// valid charset:"GB18030"/"UTF-8", invliad:"UTF8"
public string getUrlRespHtml(string url,
Dictionary<string, string> headerDict = defHeaderDict,
string charset = defCharset,
Dictionary<string, string> postDict = defPostDict,
int timeout = defTimeout,
string postDataStr = defPostDataStr,
int readWriteTimeout = defReadWriteTimeout)
{
string respHtml = "";
HttpWebResponse resp = getUrlResponse(url, headerDict, postDict, timeout, postDataStr, readWriteTimeout);
//long realRespLen = resp.ContentLength;
if (resp != null)
{
StreamReader sr;
Stream respStream = resp.GetResponseStream();
if (!string.IsNullOrEmpty(charset))
{
Encoding htmlEncoding = Encoding.GetEncoding(charset);
sr = new StreamReader(respStream, htmlEncoding);
}
else
{
sr = new StreamReader(respStream);
}
try
{
respHtml = sr.ReadToEnd();
//while (!sr.EndOfStream)
//{
// respHtml = respHtml + sr.ReadLine();
//}
//string curLine = "";
//while ((curLine = sr.ReadLine()) != null)
//{
// respHtml = respHtml + curLine;
//}
////http://msdn.microsoft.com/zh-cn/library/system.io.streamreader.peek.aspx
//while (sr.Peek() > -1) //while not error or not reach end of stream
//{
// respHtml = respHtml + sr.ReadLine();
//}
//respStream.Close();
//sr.Close();
//resp.Close();
}
catch (Exception ex)
{
//【未解决】C#中StreamReader中遇到异常:未处理ObjectDisposedException,无法访问已关闭的流
//http://www.crifan.com/csharp_streamreader_unhandled_exception_objectdisposedexception_cannot_access_closed_stream
//System.ObjectDisposedException
respHtml = "";
}
finally
{
if (respStream != null)
{
respStream.Close();
}
if (sr != null)
{
sr.Close();
}
if (resp != null)
{
resp.Close();
}
}
}
return respHtml;
}
很明显可以看出,此处的getUrlRespHtml的很多参数,和前面介绍的第 9.5 节 “获得Url地址的响应:getUrlResponse”非常类似。

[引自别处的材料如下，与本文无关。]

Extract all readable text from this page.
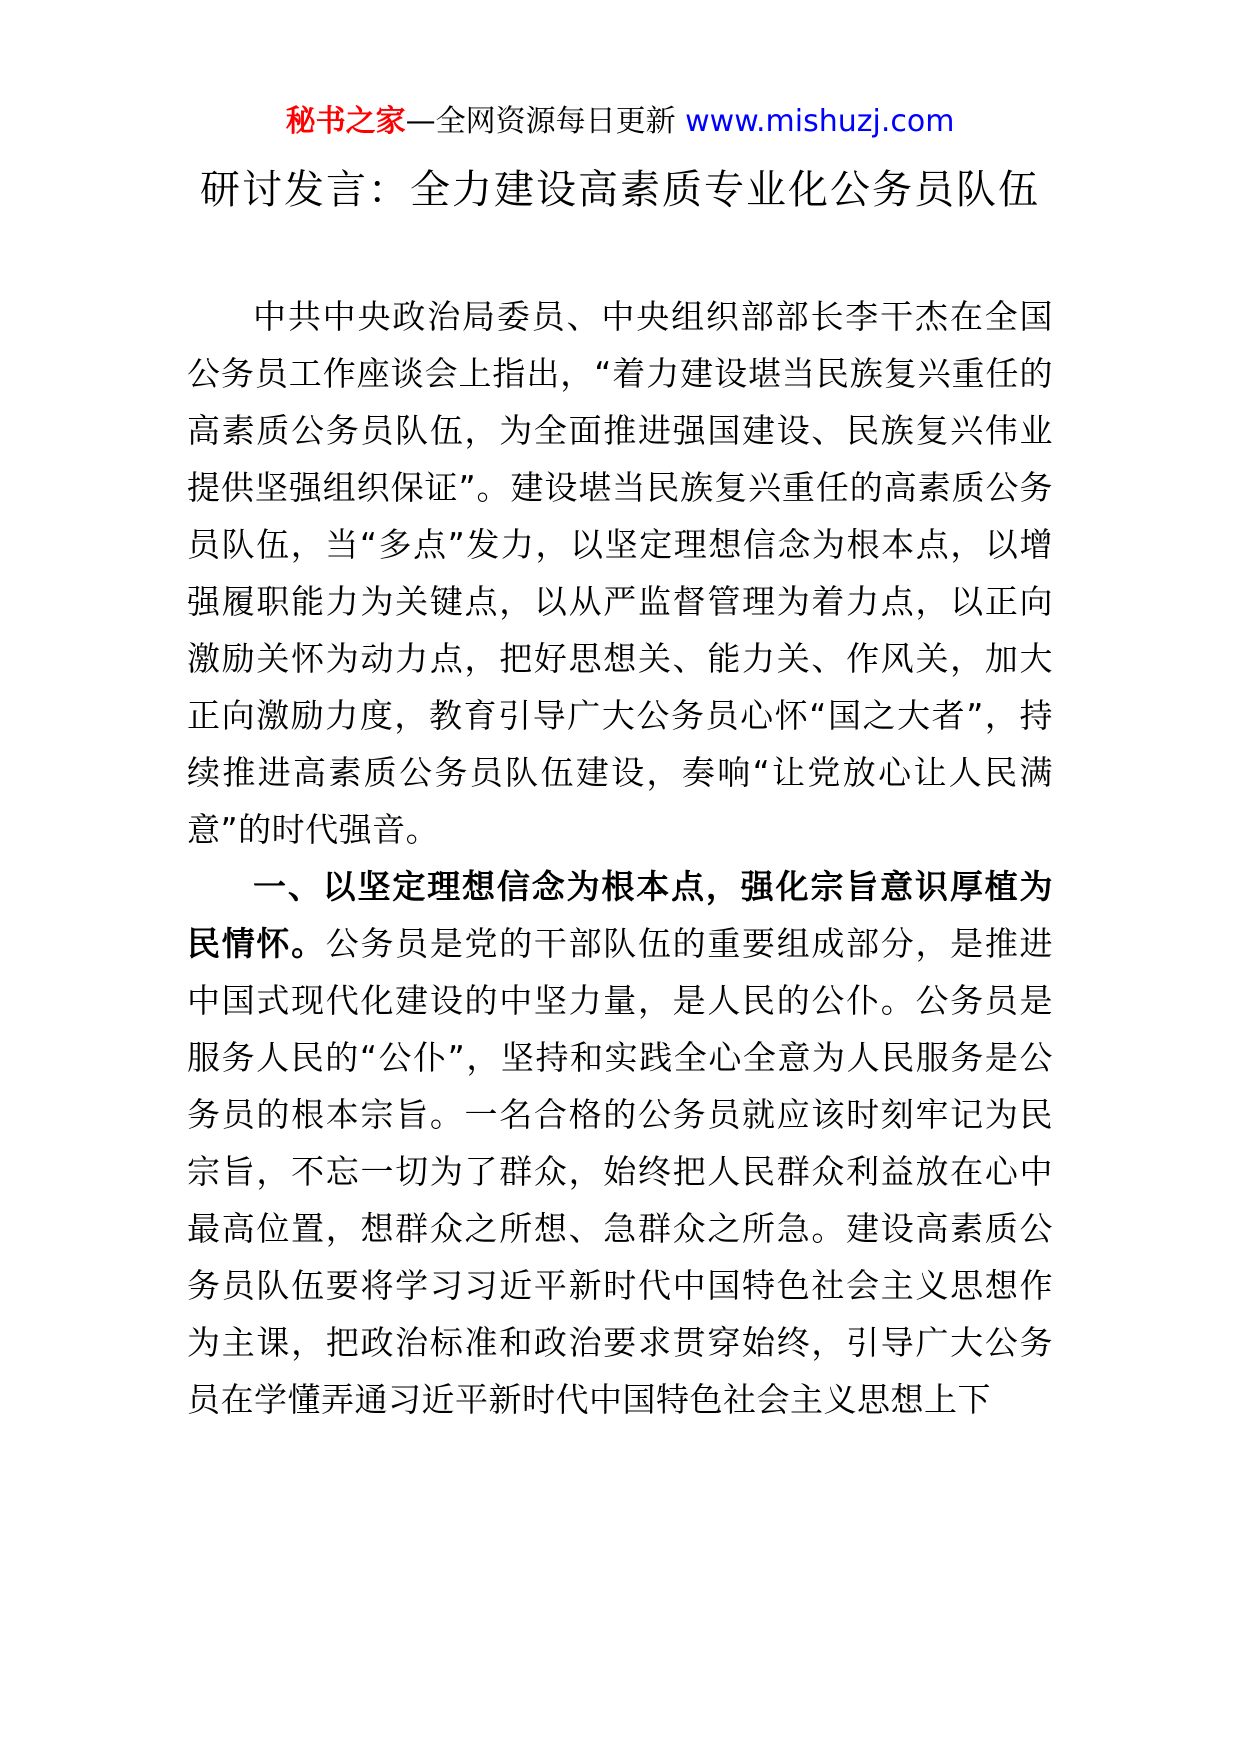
秘书之家—全网资源每日更新 www.mishuzj.com
研讨发言：全力建设高素质专业化公务员队伍

中共中央政治局委员、中央组织部部长李干杰在全国公务员工作座谈会上指出，“着力建设堪当民族复兴重任的高素质公务员队伍，为全面推进强国建设、民族复兴伟业提供坚强组织保证”。建设堪当民族复兴重任的高素质公务员队伍，当“多点”发力，以坚定理想信念为根本点，以增强履职能力为关键点，以从严监督管理为着力点，以正向激励关怀为动力点，把好思想关、能力关、作风关，加大正向激励力度，教育引导广大公务员心怀“国之大者”，持续推进高素质公务员队伍建设，奏响“让党放心让人民满意”的时代强音。

一、以坚定理想信念为根本点，强化宗旨意识厚植为民情怀。公务员是党的干部队伍的重要组成部分，是推进中国式现代化建设的中坚力量，是人民的公仆。公务员是服务人民的“公仆”，坚持和实践全心全意为人民服务是公务员的根本宗旨。一名合格的公务员就应该时刻牢记为民宗旨，不忘一切为了群众，始终把人民群众利益放在心中最高位置，想群众之所想、急群众之所急。建设高素质公务员队伍要将学习习近平新时代中国特色社会主义思想作为主课，把政治标准和政治要求贯穿始终，引导广大公务员在学懂弄通习近平新时代中国特色社会主义思想上下
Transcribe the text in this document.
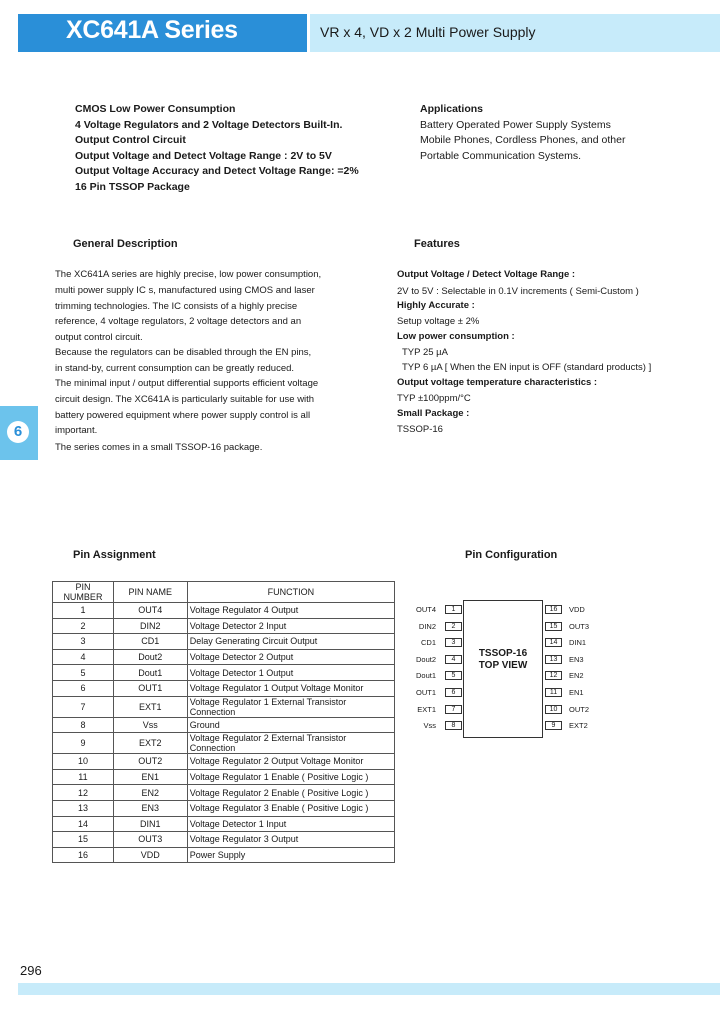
XC641A Series	VR x 4, VD x 2 Multi Power Supply
6
CMOS Low Power Consumption
4 Voltage Regulators and 2 Voltage Detectors Built-In.
Output Control Circuit
Output Voltage and Detect Voltage Range : 2V to 5V
Output Voltage Accuracy and Detect Voltage Range: =2%
16 Pin TSSOP Package
Applications
Battery Operated Power Supply Systems
Mobile Phones, Cordless Phones, and other
Portable Communication Systems.
General Description
The XC641A series are highly precise, low power consumption,
multi power supply IC s, manufactured using CMOS and laser
trimming technologies. The IC consists of a highly precise
reference, 4 voltage regulators, 2 voltage detectors and an
output control circuit.
Because the regulators can be disabled through the EN pins,
in stand-by, current consumption can be greatly reduced.
The minimal input / output differential supports efficient voltage
circuit design. The XC641A is particularly suitable for use with
battery powered equipment where power supply control is all
important.
The series comes in a small TSSOP-16 package.
Features
Output Voltage / Detect Voltage Range :
2V to 5V : Selectable in 0.1V increments ( Semi-Custom )
Highly Accurate :
Setup voltage ± 2%
Low power consumption :
TYP 25 µA
TYP 6 µA [ When the EN input is OFF (standard products) ]
Output voltage temperature characteristics :
TYP ±100ppm/°C
Small Package :
TSSOP-16
Pin Assignment
PIN NUMBER	PIN NAME	FUNCTION
1	OUT4	Voltage Regulator 4 Output
2	DIN2	Voltage Detector 2 Input
3	CD1	Delay Generating Circuit Output
4	Dout2	Voltage Detector 2 Output
5	Dout1	Voltage Detector 1 Output
6	OUT1	Voltage Regulator 1 Output Voltage Monitor
7	EXT1	Voltage Regulator 1 External Transistor Connection
8	Vss	Ground
9	EXT2	Voltage Regulator 2 External Transistor Connection
10	OUT2	Voltage Regulator 2 Output Voltage Monitor
11	EN1	Voltage Regulator 1 Enable ( Positive Logic )
12	EN2	Voltage Regulator 2 Enable ( Positive Logic )
13	EN3	Voltage Regulator 3 Enable ( Positive Logic )
14	DIN1	Voltage Detector 1 Input
15	OUT3	Voltage Regulator 3 Output
16	VDD	Power Supply
Pin Configuration
TSSOP-16
TOP VIEW
1
OUT4
2
DIN2
3
CD1
4
Dout2
5
Dout1
6
OUT1
7
EXT1
8
Vss
16	VDD
15	OUT3
14	DIN1
13	EN3
12	EN2
11	EN1
10	OUT2
9	EXT2
296
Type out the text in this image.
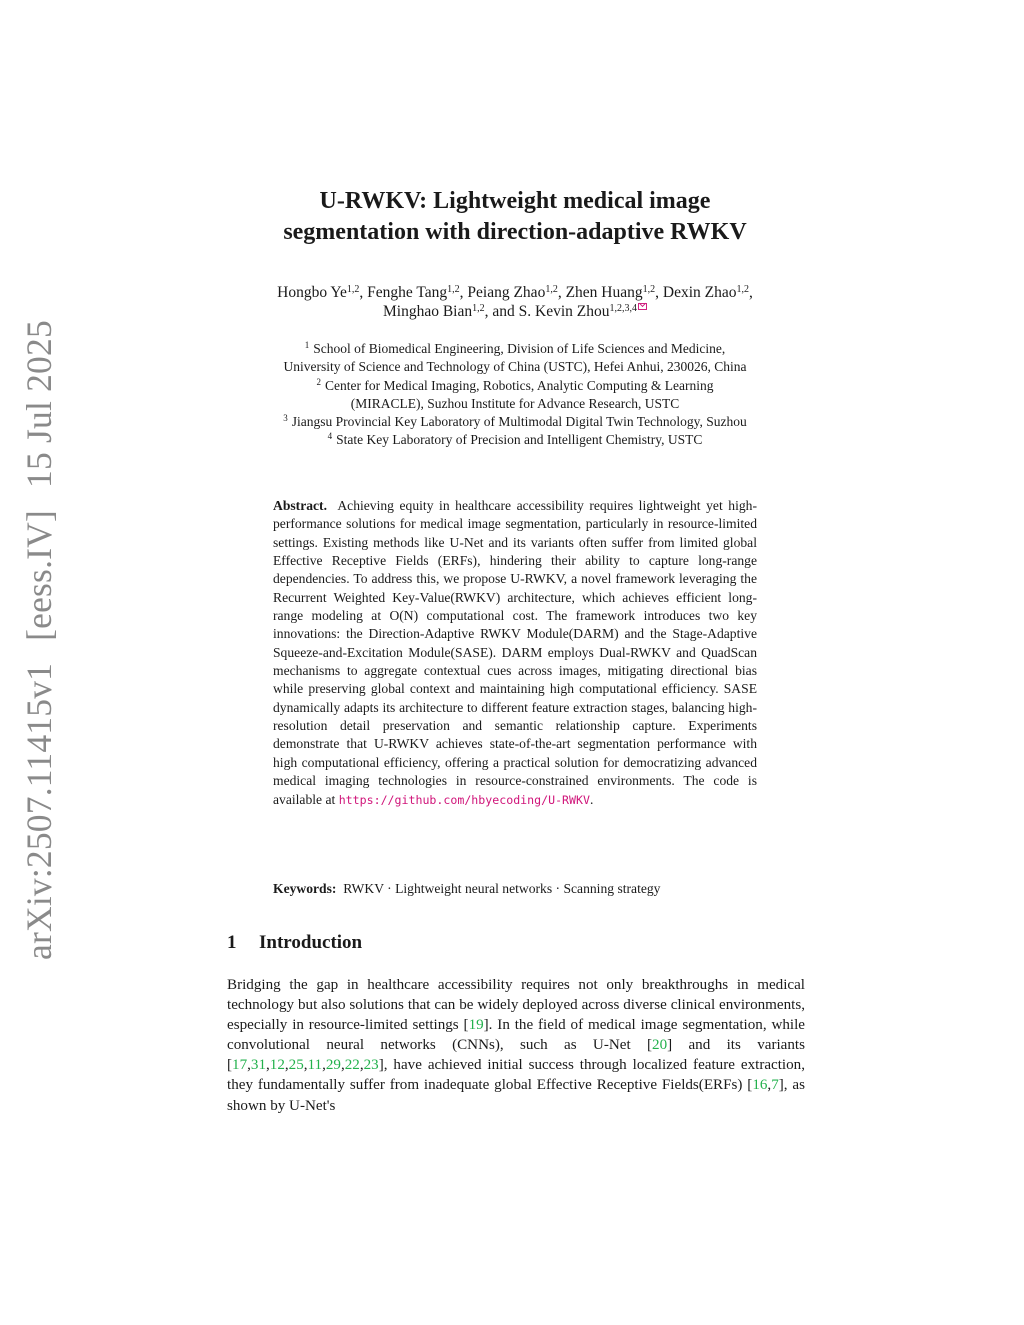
arXiv:2507.11415v1[eess.IV]15 Jul 2025
U-RWKV: Lightweight medical image
segmentation with direction-adaptive RWKV
Hongbo Ye$^{1,2}$, Fenghe Tang$^{1,2}$, Peiang Zhao$^{1,2}$, Zhen Huang$^{1,2}$, Dexin Zhao$^{1,2}$,
Minghao Bian$^{1,2}$, and S. Kevin Zhou$^{1,2,3,4}$
$^1$ School of Biomedical Engineering, Division of Life Sciences and Medicine,
University of Science and Technology of China (USTC), Hefei Anhui, 230026, China
$^2$ Center for Medical Imaging, Robotics, Analytic Computing & Learning
(MIRACLE), Suzhou Institute for Advance Research, USTC
$^3$ Jiangsu Provincial Key Laboratory of Multimodal Digital Twin Technology, Suzhou
$^4$ State Key Laboratory of Precision and Intelligent Chemistry, USTC
Abstract. Achieving equity in healthcare accessibility requires lightweight yet high-performance solutions for medical image segmentation, particularly in resource-limited settings. Existing methods like U-Net and its variants often suffer from limited global Effective Receptive Fields (ERFs), hindering their ability to capture long-range dependencies. To address this, we propose U-RWKV, a novel framework leveraging the Recurrent Weighted Key-Value(RWKV) architecture, which achieves efficient long-range modeling at O(N) computational cost. The framework introduces two key innovations: the Direction-Adaptive RWKV Module(DARM) and the Stage-Adaptive Squeeze-and-Excitation Module(SASE). DARM employs Dual-RWKV and QuadScan mechanisms to aggregate contextual cues across images, mitigating directional bias while preserving global context and maintaining high computational efficiency. SASE dynamically adapts its architecture to different feature extraction stages, balancing high-resolution detail preservation and semantic relationship capture. Experiments demonstrate that U-RWKV achieves state-of-the-art segmentation performance with high computational efficiency, offering a practical solution for democratizing advanced medical imaging technologies in resource-constrained environments. The code is available at https://github.com/hbyecoding/U-RWKV.
Keywords: RWKV · Lightweight neural networks · Scanning strategy
1 Introduction
Bridging the gap in healthcare accessibility requires not only breakthroughs in medical technology but also solutions that can be widely deployed across diverse clinical environments, especially in resource-limited settings [19]. In the field of medical image segmentation, while convolutional neural networks (CNNs), such as U-Net [20] and its variants [17,31,12,25,11,29,22,23], have achieved initial success through localized feature extraction, they fundamentally suffer from inadequate global Effective Receptive Fields(ERFs) [16,7], as shown by U-Net's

此处,针对于getUrlRespHtml的参数,也要再解释一下:
其他参数,包括url,headerDict,postDict,timeout,postDataStr,readWriteTimeout,都和getUrlResponse的参数含义相同。所以不再赘述。
另外还有参数,需要解释一下:
charset表示返回的网页内容,用何种字符编码去解码。
charset默认值是defCharset
defCharset的值是:
private const string defCharset = null;
此处,之所以defCharset的值,不是我们所常见的GBK,UTF-8等等,是因为此处是为了支持,当不设置charset时,就不去尝试用某种编码去解码通过StreamReader所读取出来的内容。
这样的就可以获得,原始的,返回的html,可以供有需要的人,后期进行自己的处理,比如自己去解码等等。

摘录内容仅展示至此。